No primeiro turno da corrida, a pontuação era definida pela colocação, mas, se o primeiro cruzasse a linha com muita vantagem e os demais não chegassem em até trinta segundos, eles não pontuariam.
Após as ordens de He Qizhi, o carro da Videira Verde que estava em último lugar acelerou sem medo. Entrando na segunda curva, avançou ferozmente contra um dos carros da Qingling.
O choque foi brutal. As carrocerias se arranharam, faíscas voaram pela pista.
— Maldito, esse imbecil tem problemas sérios! — xingou Ayu, o piloto atingido, perdendo o controle do volante. A batida fora tão forte que o carro começou a falhar.

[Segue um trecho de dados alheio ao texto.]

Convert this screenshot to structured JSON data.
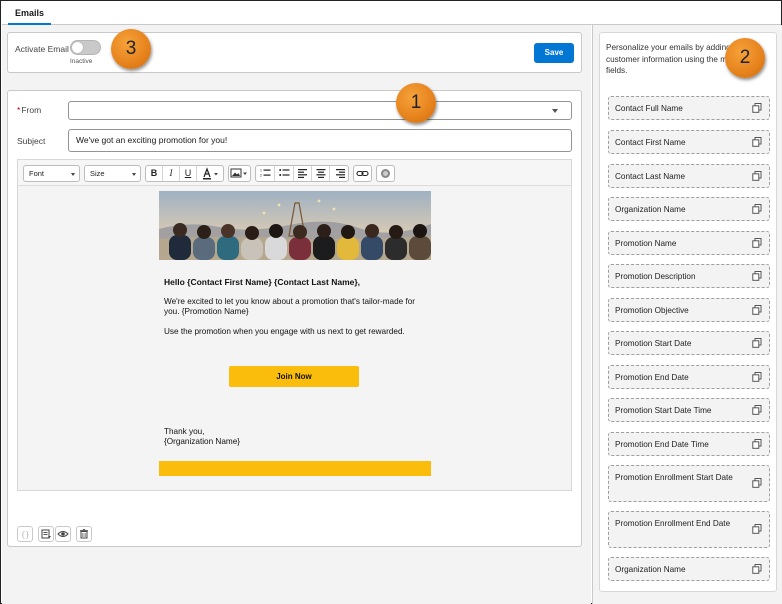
{
  "tabs": [
    {
      "label": "Emails"
    }
  ],
  "activate": {
    "label": "Activate Email",
    "state": "Inactive",
    "save_label": "Save"
  },
  "form": {
    "from_label": "From",
    "from_value": "",
    "subject_label": "Subject",
    "subject_value": "We've got an exciting promotion for you!"
  },
  "toolbar": {
    "font_label": "Font",
    "size_label": "Size"
  },
  "email": {
    "greeting": "Hello {Contact First Name} {Contact Last Name},",
    "paragraph1": "We're excited to let you know about a promotion that's tailor-made for you. {Promotion Name}",
    "paragraph2": "Use the promotion when you engage with us next to get rewarded.",
    "cta_label": "Join Now",
    "signoff": "Thank you,",
    "signature": "{Organization Name}"
  },
  "merge_panel": {
    "intro": "Personalize your emails by adding customer information using the merge fields.",
    "fields": [
      {
        "label": "Contact Full Name"
      },
      {
        "label": "Contact First Name"
      },
      {
        "label": "Contact Last Name"
      },
      {
        "label": "Organization Name"
      },
      {
        "label": "Promotion Name"
      },
      {
        "label": "Promotion Description"
      },
      {
        "label": "Promotion Objective"
      },
      {
        "label": "Promotion Start Date"
      },
      {
        "label": "Promotion End Date"
      },
      {
        "label": "Promotion Start Date Time"
      },
      {
        "label": "Promotion End Date Time"
      },
      {
        "label": "Promotion Enrollment Start Date"
      },
      {
        "label": "Promotion Enrollment End Date"
      },
      {
        "label": "Organization Name"
      }
    ]
  },
  "callouts": [
    "1",
    "2",
    "3"
  ],
  "colors": {
    "brand_blue": "#0176d3",
    "cta_yellow": "#fbbd0b",
    "callout_orange": "#e6821c",
    "required_red": "#ba0517"
  }
}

— E aí, Ayu, está tudo bem? — perguntou Jin Huaibo, percebendo o problema e tentando evitar algo mais grave.
A agressividade da Videira Verde surpreendia a todos.
— Está tudo péssimo, Jin! Acho que perdi o carro. Ele está desgovernado, acelerador e freio não respondem mais — disse Ayu, quase chorando, largando o volante e esperando resignado pelo fim.

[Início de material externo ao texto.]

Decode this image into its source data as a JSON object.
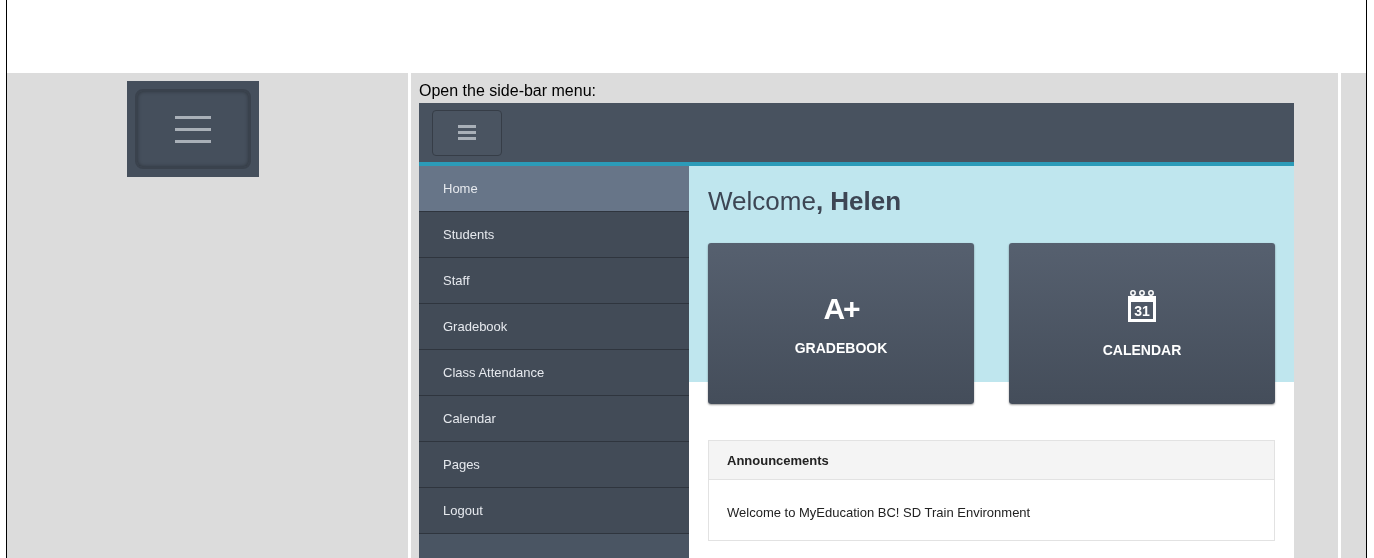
{
  "instruction": {
    "text": "Open the side-bar menu:"
  },
  "screenshot": {
    "nav_items": [
      {
        "label": "Home",
        "selected": true
      },
      {
        "label": "Students",
        "selected": false
      },
      {
        "label": "Staff",
        "selected": false
      },
      {
        "label": "Gradebook",
        "selected": false
      },
      {
        "label": "Class Attendance",
        "selected": false
      },
      {
        "label": "Calendar",
        "selected": false
      },
      {
        "label": "Pages",
        "selected": false
      },
      {
        "label": "Logout",
        "selected": false
      }
    ],
    "welcome": "Welcome**, Helen**",
    "tiles": [
      {
        "kind": "grade",
        "glyph": "A+",
        "label": "GRADEBOOK"
      },
      {
        "kind": "calendar",
        "glyph": "31",
        "label": "CALENDAR"
      }
    ],
    "announcements": {
      "title": "Announcements",
      "items": [
        "Welcome to MyEducation BC! SD Train Environment"
      ]
    }
  }
}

A Videira Verde estava sendo implacável. Se tivessem acelerado mais, ou acertado em cheio, talvez tivessem provocado até uma explosão no tanque — e uma tragédia, como a de dois anos atrás.
— Droga! — Jin Huaibo bateu no volante, arrancou o colar de ouro do pescoço e jogou-o ao chão. Se Ayu estava fora, era hora de levar a sério.

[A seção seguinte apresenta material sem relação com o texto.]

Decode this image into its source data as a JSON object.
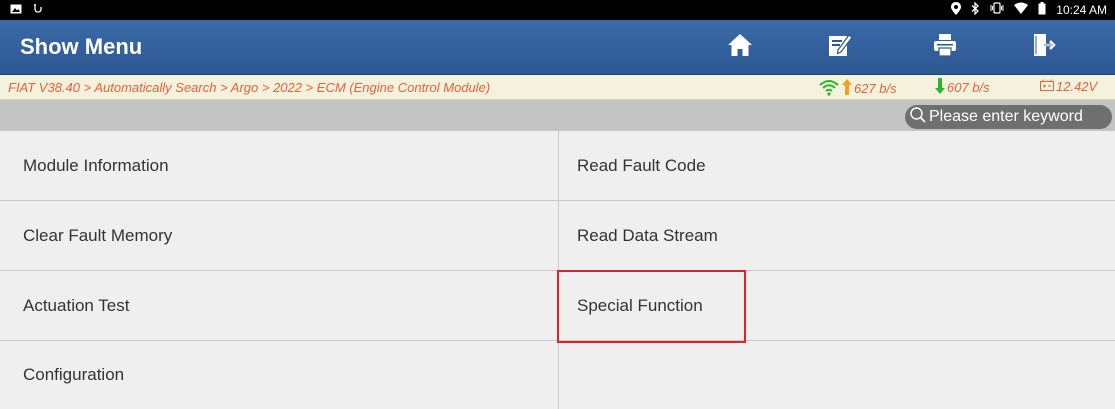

Com um rugido do motor, Jin Huaibo ativou o nitro e, usando o rebote do gradil, atravessou rapidamente a segunda curva, seguindo de perto o carro de He Qizhi.
Enquanto isso, na segunda curva, os choques se intensificavam. O carro que destruíra o de Ayu agora mirava um novo alvo: o veículo da mulher de beleza marcante.
— Mas que diabos! Quem foi o idiota que bateu em mim? — resmungou ela, batendo com a testa no volante, sentindo a raiva subir ao rosto.
O carro adversário não pretendia parar. Como uma fera ensandecida, empurrou o dela contra o gradil, decidido a tudo ou nada.
A mulher entrou em pânico, olhos arregalados:
— Não, não, por favor, não!
O estrondo ecoou. O gradil cedeu, dois carros voaram para fora da pista e caíram no lago artificial entre as rochas. O destino dos pilotos era incerto.
— Xing Ge, vamos cercar o último carro! — gritou um dos pilotos.
— Certo! De qualquer forma, precisamos detê-lo! — Huo Xinghe apertou o acelerador, ignorando a curva à frente, unindo-se a outro carro da Videira Verde para fechar Wang Haoyu.
Se parassem aquele carro, He Qizhi, com o trajeto previamente calculado, teria caminho livre para abrir distância de Jin Huaibo e garantir a posição para o segundo turno.
No momento em que o carro de Huo Xinghe ia colidir com o de Wang Haoyu, este ativou o nitro, liberando uma labareda pelo capô e escapando entre eles.
Com essa manobra, Wang Haoyu deixou os dois carros da Videira Verde para trás, sem chance de alcançá-lo.
— Eles são mesmo ardilosos, usaram essa tática! — comentou Su Mucheng, sorrindo ao observar o desenrolar da corrida. Se fosse só pela habilidade, não faria sentido disputar por equipes.
— Dois carros voaram para fora, será que está tudo bem? — Lin Lan, por sua vez, mal conseguia se empolgar. Achava que Huo Xinghe e os outros estavam indo longe demais por uma simples vitória. Se algo acontecesse com os pilotos que caíram no lago, quem seria o responsável?
— Su Mucheng, eu... — Lin Lan sentia-se decepcionado e já não queria mais assistir. Mas, ao notar o olhar de Su Mucheng, não soube como pedir para ir embora.
Se ao menos Huo Xinghe e os outros não agissem com tanta frieza, talvez não se sentisse assim, nem desejasse ir para casa.
— Que foi, achou chato? — Su Mucheng ajeitou o vestido, piscou para Lin Lan e, imaginando que talvez ele estivesse entediado, apontou para o telão:
— Se você estiver sem graça, podemos esperar mais um pouco. Já que viemos até aqui, seria um desperdício não experimentar pilotar um dos carros.